But once Benji was introduced to NPT, he brought us his emails and first tentative draft of how they might be crafted into a script. Our then Director of New Play Development gave me the draft to read, and although I rarely take on new scripts anymore (only for lack of time, not interest), I was so affected by this one that I agreed to work with Benji on it. In addition to the emails, Benji also had literally thousands of photographs and some short, but powerful videos (the dearth of video was due to confiscation by Israeli authorities—he had to film in short segments so as not to lose his camera, and then hid the tapes in his dirty laundry when leaving the country!)

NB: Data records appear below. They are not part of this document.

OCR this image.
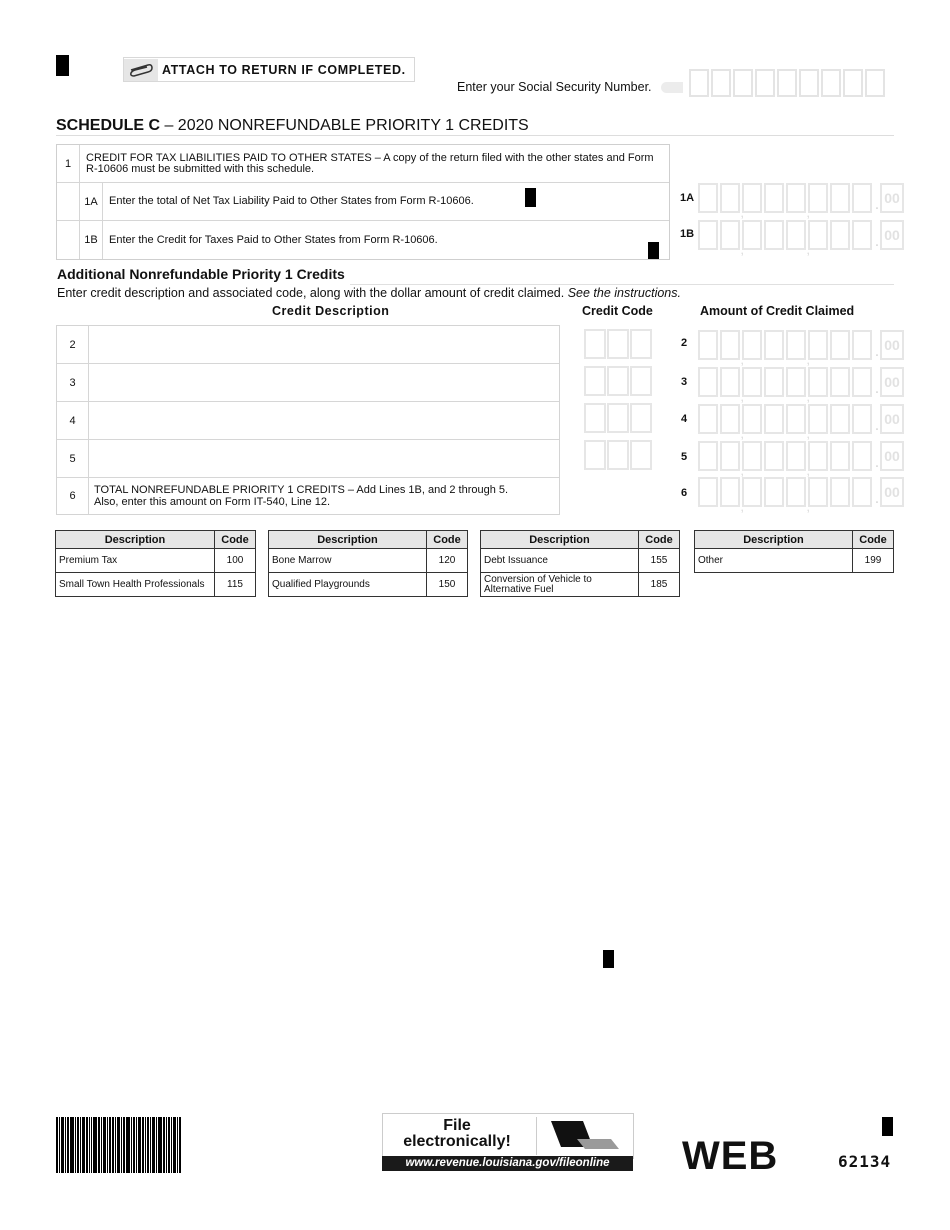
ATTACH TO RETURN IF COMPLETED.
Enter your Social Security Number.
SCHEDULE C – 2020 NONREFUNDABLE PRIORITY 1 CREDITS
1	CREDIT FOR TAX LIABILITIES PAID TO OTHER STATES – A copy of the return filed with the other states and Form R-10606 must be submitted with this schedule.
1A	Enter the total of Net Tax Liability Paid to Other States from Form R-10606.
1B	Enter the Credit for Taxes Paid to Other States from Form R-10606.
1A
1B
,
,
. 00
,
,
. 00
Additional Nonrefundable Priority 1 Credits
Enter credit description and associated code, along with the dollar amount of credit claimed. See the instructions.
Credit Description	Credit Code	Amount of Credit Claimed
2
3
4
5
6	TOTAL NONREFUNDABLE PRIORITY 1 CREDITS – Add Lines 1B, and 2 through 5.
Also, enter this amount on Form IT-540, Line 12.
2
3
4
5
6
,
,
. 00
,
,
. 00
,
,
. 00
,
,
. 00
,
,
. 00
Description	Code
Premium Tax	100
Small Town Health Professionals	115
Description	Code
Bone Marrow	120
Qualified Playgrounds	150
Description	Code
Debt Issuance	155
Conversion of Vehicle to Alternative Fuel	185
Description	Code
Other	199
File
electronically!
www.revenue.louisiana.gov/fileonline	WEB	62134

The most amazing thing to me in reading about the trip was the fact that this area was so SMALL! I felt that if Benji could walk from Jerusalem to Bethlehem, then this was a region in which there might be some hope of making a difference. In so many of the troubled areas of the world, the problems seem so enormous that’s its difficult to conceive of how one person—or even a few people—could actually have an impact. But somehow—perhaps naively or too idealistically as has been pointed out to me during the process of developing this script—I believed that if we could get this story out to average Americans, and they could all become involved in demanding change, then this story might have a happy ending.
We have encountered incredible resistance to this project—shockingly so (did I mention I was naïve?) It never occurred to me, as a theatre artist in New York City, that it would be so difficult to cast it, to generate producer interest, and to give this play the visibility it deserves. We have been criticized for not telling a “balanced” story, and repeatedly heard that this same story could be told from the other side, with equal amounts of violence and suffering. My only answer to these critics is that the facts speak for themselves. This is a true story, told from Benji’s actual emails and recorded interviews with the people he met. It cannot be argued with or corrected. He lived it.
And this is another reason why I was so inspired by reading his emails. As Americans, we tend to take our news in small doses, from whatever source is easiest for us to swallow. But Benji actually got off his butt and went to see for himself. My sincere hope is that this piece will motivate many other Americans to do the same. If not to physically go there at least to find out more. If enough voices are raised—in knowledge and not in fear and ignorance, perhaps, just perhaps, “this could all be stopped.”